Saat bel yang menandakan jam kuliah terakhir sudah usai, terdengar di telinga, meskipun dosen masih menyampaikan ceramahnya yang lebih mirip dengan nina bobo, Raina buru-buru merapikan bukunya ke dalam tas dan bergegas keluar kelas tanpa pamit. Dengan langkah terburu-buru ia segera melangkah keluar kampus dan bahkan naik ojek untuk pergi ke kafe yang biasanya selalu ia sambangi dengan berjalan kaki.

Sesampainya di kafe Raina melihat Yiran dan yang lainnya masih berdiskusi di bagian paling pojok kafe. Mereka terlihat serius mencoret-coret kertas dengan pulpen.

“Eh, lu udah datang, syukur deh!” seru Rian tepat saat Raina hendak menyambagi mereka.

Mengurungkan niatnya, Raina mengubah langkah kakinya dan mendatangi Rian. “Ada apa, kak?”

“Mei minta cuti setengah hari, dia sakit datang bulan. Lu liat sendiri kan lagi rame banget, tolong langsung gantiin ya, kasian dia dah pucet banget!” Rian menepuk bahu Raina dan bergegas kembali ke dapur.

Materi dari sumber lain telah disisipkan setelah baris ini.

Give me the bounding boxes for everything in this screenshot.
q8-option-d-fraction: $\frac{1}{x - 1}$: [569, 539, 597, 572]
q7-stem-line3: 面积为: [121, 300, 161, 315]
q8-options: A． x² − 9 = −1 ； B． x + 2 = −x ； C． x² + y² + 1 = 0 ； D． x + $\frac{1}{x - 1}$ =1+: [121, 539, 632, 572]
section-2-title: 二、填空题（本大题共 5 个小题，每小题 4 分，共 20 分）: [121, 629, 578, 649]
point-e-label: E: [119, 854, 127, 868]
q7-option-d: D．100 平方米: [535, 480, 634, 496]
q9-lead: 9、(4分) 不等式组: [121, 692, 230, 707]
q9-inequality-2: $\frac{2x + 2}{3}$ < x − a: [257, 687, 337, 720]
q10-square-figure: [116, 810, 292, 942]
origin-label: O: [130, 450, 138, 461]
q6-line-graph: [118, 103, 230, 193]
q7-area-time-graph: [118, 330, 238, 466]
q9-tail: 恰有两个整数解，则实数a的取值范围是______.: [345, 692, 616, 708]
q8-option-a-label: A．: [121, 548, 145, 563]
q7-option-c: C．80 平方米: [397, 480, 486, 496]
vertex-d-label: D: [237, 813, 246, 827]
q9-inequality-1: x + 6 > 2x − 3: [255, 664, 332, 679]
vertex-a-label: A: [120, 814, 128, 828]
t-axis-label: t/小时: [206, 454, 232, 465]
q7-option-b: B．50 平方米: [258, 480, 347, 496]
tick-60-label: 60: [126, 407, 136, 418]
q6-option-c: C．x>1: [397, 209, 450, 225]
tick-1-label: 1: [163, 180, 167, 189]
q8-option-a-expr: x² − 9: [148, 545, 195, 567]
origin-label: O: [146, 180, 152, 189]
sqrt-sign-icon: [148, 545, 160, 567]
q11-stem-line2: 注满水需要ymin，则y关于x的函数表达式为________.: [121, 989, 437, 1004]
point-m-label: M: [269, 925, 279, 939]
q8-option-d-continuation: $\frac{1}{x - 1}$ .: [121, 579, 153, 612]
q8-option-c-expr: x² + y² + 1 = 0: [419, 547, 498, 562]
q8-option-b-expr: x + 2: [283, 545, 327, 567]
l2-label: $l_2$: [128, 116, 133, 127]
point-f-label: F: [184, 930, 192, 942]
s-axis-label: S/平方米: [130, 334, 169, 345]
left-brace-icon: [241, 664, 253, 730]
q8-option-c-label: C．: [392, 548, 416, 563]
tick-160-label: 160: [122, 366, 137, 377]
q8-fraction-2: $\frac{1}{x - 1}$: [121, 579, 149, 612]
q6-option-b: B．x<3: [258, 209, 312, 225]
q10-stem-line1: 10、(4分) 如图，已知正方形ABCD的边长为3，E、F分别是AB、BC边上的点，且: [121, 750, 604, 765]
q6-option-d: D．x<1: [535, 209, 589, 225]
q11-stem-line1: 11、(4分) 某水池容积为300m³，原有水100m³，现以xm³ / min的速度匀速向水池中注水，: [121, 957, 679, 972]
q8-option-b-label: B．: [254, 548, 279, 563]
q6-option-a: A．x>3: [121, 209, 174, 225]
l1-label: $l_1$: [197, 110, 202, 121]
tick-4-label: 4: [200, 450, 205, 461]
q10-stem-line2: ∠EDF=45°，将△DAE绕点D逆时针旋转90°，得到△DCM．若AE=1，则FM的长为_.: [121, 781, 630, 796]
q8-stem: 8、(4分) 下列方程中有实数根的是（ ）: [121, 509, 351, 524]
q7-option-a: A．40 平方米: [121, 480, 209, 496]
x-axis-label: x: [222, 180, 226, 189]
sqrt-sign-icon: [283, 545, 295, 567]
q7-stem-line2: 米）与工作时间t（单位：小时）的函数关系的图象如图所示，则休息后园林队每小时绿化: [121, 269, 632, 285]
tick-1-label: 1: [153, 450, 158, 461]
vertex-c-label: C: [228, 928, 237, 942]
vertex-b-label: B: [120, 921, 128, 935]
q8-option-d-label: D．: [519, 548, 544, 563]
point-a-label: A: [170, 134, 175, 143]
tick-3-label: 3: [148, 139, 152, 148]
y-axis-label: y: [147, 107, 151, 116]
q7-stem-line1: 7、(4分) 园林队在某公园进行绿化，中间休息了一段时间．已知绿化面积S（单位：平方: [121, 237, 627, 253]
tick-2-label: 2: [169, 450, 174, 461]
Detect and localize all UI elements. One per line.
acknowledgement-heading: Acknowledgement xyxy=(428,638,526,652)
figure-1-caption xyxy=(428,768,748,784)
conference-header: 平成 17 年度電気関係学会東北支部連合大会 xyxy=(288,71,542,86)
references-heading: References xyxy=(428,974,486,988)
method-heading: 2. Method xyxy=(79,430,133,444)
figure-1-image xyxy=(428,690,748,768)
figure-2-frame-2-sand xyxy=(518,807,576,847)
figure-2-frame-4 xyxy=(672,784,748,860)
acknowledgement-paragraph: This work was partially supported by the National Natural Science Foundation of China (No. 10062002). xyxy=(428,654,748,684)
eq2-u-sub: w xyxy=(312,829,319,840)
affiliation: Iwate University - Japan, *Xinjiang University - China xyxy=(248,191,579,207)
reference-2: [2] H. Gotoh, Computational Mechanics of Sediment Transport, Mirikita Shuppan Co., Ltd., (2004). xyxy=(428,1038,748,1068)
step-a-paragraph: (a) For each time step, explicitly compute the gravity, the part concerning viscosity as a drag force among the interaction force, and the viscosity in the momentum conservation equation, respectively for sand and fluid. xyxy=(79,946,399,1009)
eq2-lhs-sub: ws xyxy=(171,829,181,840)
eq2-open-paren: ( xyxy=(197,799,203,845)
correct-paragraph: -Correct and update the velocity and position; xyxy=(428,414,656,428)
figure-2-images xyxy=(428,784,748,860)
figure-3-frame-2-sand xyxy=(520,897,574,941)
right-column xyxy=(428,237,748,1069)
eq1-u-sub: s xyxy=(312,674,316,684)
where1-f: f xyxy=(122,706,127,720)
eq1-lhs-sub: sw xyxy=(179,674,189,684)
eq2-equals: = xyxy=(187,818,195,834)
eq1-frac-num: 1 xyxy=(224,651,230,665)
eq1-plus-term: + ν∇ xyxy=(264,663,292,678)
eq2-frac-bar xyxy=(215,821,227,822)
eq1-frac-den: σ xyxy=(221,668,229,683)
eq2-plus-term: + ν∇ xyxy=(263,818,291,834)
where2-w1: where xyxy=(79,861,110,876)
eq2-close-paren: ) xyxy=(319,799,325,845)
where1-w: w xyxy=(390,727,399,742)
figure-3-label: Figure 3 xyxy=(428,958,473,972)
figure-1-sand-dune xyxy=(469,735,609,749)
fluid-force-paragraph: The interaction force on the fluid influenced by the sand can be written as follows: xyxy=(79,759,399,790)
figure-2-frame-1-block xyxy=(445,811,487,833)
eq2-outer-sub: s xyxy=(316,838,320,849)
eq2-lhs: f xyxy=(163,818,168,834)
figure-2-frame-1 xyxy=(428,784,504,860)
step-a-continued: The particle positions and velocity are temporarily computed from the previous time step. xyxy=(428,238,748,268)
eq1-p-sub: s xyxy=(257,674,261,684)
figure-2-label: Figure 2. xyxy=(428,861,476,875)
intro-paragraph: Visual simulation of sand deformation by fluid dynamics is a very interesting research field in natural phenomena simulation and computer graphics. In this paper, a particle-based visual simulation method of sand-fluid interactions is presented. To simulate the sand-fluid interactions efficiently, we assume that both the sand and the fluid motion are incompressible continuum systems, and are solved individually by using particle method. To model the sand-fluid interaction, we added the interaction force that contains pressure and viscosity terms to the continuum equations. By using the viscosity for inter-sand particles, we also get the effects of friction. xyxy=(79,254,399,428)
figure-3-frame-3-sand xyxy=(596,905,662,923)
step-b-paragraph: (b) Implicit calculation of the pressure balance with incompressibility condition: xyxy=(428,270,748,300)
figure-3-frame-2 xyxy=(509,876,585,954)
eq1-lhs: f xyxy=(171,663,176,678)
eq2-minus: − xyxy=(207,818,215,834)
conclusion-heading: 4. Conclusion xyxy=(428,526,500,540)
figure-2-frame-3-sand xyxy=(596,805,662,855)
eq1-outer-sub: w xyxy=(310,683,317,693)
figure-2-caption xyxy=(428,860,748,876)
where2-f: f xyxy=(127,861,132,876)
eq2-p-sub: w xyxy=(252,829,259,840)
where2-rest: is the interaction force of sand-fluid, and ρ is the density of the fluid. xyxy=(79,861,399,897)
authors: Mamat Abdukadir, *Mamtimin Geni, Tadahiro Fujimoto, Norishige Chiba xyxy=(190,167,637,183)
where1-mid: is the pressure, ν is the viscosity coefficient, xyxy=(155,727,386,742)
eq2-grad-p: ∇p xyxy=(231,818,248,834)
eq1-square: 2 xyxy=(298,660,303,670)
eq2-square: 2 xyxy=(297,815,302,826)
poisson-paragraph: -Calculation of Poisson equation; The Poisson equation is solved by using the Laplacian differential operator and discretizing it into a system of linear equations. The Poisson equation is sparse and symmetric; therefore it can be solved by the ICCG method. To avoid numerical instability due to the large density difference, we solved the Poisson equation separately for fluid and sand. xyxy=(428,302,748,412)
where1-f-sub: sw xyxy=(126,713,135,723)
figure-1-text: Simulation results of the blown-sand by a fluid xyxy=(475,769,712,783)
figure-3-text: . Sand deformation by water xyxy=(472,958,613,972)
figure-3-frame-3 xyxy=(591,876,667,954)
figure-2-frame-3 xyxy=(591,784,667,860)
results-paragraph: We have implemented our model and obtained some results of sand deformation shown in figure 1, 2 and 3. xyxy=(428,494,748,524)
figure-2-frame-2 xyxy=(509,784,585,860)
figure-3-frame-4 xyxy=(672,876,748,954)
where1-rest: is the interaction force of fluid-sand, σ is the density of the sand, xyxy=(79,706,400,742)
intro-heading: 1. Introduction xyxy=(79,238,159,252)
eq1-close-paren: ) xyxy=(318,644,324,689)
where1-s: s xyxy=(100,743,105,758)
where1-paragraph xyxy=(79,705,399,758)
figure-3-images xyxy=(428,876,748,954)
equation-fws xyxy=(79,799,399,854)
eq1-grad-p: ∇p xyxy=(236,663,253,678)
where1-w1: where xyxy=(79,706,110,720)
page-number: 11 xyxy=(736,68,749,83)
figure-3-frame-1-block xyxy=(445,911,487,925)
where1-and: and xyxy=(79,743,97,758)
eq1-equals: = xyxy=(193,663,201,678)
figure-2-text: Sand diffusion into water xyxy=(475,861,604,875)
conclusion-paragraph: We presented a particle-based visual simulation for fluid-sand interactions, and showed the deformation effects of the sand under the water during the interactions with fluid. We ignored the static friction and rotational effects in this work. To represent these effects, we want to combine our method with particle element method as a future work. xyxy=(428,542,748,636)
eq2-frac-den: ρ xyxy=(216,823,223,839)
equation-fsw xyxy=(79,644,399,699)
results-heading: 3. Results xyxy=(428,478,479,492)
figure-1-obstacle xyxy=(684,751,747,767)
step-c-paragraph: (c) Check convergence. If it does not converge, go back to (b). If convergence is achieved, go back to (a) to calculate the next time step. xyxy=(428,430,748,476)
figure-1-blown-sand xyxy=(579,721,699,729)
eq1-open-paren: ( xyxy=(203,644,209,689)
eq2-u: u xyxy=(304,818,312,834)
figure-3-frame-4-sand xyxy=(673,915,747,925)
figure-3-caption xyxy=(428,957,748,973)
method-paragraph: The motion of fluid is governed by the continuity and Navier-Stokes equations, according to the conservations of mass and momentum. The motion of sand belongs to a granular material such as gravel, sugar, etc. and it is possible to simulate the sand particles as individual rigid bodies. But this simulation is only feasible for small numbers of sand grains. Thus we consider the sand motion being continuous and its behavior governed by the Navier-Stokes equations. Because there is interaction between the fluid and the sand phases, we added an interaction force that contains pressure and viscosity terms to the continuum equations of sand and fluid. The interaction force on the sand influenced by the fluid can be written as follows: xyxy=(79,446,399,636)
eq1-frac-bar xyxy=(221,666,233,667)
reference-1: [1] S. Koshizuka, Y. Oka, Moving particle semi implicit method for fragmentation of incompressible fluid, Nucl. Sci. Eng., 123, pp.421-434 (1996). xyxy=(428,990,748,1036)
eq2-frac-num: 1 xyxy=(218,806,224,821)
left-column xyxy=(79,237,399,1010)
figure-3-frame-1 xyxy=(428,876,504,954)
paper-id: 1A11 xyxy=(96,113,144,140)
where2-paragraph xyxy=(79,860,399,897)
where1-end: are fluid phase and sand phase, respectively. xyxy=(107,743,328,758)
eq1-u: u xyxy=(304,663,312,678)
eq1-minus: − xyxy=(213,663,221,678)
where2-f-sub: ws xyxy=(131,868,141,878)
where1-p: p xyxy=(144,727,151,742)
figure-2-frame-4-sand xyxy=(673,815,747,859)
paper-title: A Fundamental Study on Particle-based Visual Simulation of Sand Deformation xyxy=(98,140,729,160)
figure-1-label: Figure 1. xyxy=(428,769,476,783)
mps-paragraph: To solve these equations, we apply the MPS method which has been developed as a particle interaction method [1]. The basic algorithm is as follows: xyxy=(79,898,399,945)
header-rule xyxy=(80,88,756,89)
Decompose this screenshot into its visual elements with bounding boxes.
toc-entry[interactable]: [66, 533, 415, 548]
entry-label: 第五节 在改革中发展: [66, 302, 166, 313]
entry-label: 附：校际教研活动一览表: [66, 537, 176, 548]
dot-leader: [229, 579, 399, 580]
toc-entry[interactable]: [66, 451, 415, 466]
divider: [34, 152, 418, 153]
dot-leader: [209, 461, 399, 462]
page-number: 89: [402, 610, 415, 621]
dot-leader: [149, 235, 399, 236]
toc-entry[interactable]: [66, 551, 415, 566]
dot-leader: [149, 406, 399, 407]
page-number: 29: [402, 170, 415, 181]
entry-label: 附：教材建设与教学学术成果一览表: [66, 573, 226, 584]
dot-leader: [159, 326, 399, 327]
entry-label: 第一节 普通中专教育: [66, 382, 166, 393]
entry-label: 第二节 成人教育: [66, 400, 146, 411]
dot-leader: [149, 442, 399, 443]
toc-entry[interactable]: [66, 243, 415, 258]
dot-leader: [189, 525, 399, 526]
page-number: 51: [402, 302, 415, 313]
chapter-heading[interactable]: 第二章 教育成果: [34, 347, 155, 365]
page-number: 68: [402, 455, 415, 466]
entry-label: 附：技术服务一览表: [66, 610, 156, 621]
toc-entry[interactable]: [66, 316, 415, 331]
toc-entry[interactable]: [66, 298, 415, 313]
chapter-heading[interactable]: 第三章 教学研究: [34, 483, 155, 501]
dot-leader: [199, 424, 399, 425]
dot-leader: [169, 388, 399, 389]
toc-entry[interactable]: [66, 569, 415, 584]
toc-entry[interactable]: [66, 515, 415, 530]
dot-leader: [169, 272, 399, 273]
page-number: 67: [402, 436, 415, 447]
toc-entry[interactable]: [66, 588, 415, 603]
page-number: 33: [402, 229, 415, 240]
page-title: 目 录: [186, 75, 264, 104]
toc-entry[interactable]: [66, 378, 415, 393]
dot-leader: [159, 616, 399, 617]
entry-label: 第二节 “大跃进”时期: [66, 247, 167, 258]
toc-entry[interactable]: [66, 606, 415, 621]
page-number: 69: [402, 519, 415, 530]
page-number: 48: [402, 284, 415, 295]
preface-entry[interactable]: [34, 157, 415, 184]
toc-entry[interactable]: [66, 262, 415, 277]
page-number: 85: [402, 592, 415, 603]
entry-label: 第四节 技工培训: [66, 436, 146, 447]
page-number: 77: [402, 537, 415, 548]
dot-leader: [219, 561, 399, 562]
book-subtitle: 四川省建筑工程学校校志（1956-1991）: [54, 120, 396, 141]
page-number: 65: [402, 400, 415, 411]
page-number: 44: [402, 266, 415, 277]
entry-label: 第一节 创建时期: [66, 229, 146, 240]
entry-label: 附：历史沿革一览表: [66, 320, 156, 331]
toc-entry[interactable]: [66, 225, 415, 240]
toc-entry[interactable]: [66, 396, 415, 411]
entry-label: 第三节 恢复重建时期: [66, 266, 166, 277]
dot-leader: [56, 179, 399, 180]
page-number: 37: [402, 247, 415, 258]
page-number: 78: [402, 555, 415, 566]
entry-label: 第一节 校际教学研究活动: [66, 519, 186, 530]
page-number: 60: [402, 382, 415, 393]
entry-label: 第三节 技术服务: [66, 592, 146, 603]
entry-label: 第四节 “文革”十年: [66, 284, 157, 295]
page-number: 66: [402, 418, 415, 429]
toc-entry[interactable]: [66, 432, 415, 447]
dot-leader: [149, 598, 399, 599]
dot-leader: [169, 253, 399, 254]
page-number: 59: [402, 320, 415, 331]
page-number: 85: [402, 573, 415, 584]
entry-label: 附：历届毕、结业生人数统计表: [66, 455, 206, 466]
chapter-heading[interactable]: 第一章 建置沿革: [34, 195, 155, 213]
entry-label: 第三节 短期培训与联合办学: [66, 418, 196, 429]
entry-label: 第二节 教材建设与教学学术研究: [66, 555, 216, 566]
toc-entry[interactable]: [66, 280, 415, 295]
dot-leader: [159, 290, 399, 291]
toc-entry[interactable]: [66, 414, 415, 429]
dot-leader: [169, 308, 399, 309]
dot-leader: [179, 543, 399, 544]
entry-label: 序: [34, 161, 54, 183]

“Oh,” tanggap Raina tak bersemangat, ia menyapukan pandangan ke sekeliling kafe yang memang benar sedang ramai pengunjung. Ditengoknya lagi Yiran dan yang lain, mereka benar-benar terlalu serius sampai sepertinya sama sekali tak menyadari kehadirannya. Menghela nafas berat Raina akhirnya memilih untuk segera masuk ke dapur dan memakai celemeknya. Tak tega juga membayangkan Mei sejak tadi menahan sakit sambil bekerja.


Tiba-tiba merasa hampa, Raina yang berdiri di balik meja kasir sulit memalingkan pandangannya ke arah lain. Sambil mengerjakan tugasnya, ia terus melihat betapa seru dan mendalam diskusi yang Yiran dan lainnya lakukan tanpanya. Benaknya terusik, ada hal aneh yang mengganggu pikirannya. Rian yang sedang mengisi ulang biji kopi ke dalam mesin melirik Raina yang terlihat sedang gelisah.

“Kenapa?” bisiknya mendekatkan bahunya ke bahu Raina.

Raina terkejut dan menengok, terdiam beberapa saat lalu melemparkan pandangannya lagi ke Yiran dan yang lain. “Kak, gue ngerasa aneh.”

“Aneh gimana?” Alis Yiran bertaut.

Mengedikkan bahu, “Gak tau aneh aja,” ungkap Raina. “Mereka lagi bahas masalah, masalahnya itu masalah gue, tapi gue sendiri masalahnya gak tau mereka lagi bahas apa.”

“Ha?” pekik Rian bingung. “Bentar-bentar, gimana maksudnya?” tanyanya tak paham dengan ucapan Raina yang melantur.

“Ish!” keluh Raina, kini menatap Rian, “Jadi gue yang punya masalah, tapi malah mereka yang pada pusing dan diskusiin nyari jalan keluarnya!” tekan Raina sambil menahan emosi.

Baru kali ini melihat Raina emosi, Rian hampir menyemburkan tawa tapi segera ia tahan sekuat tenaga karena takut Raina tersinggung. Ia pun berdehem.. “Lu yang minta?”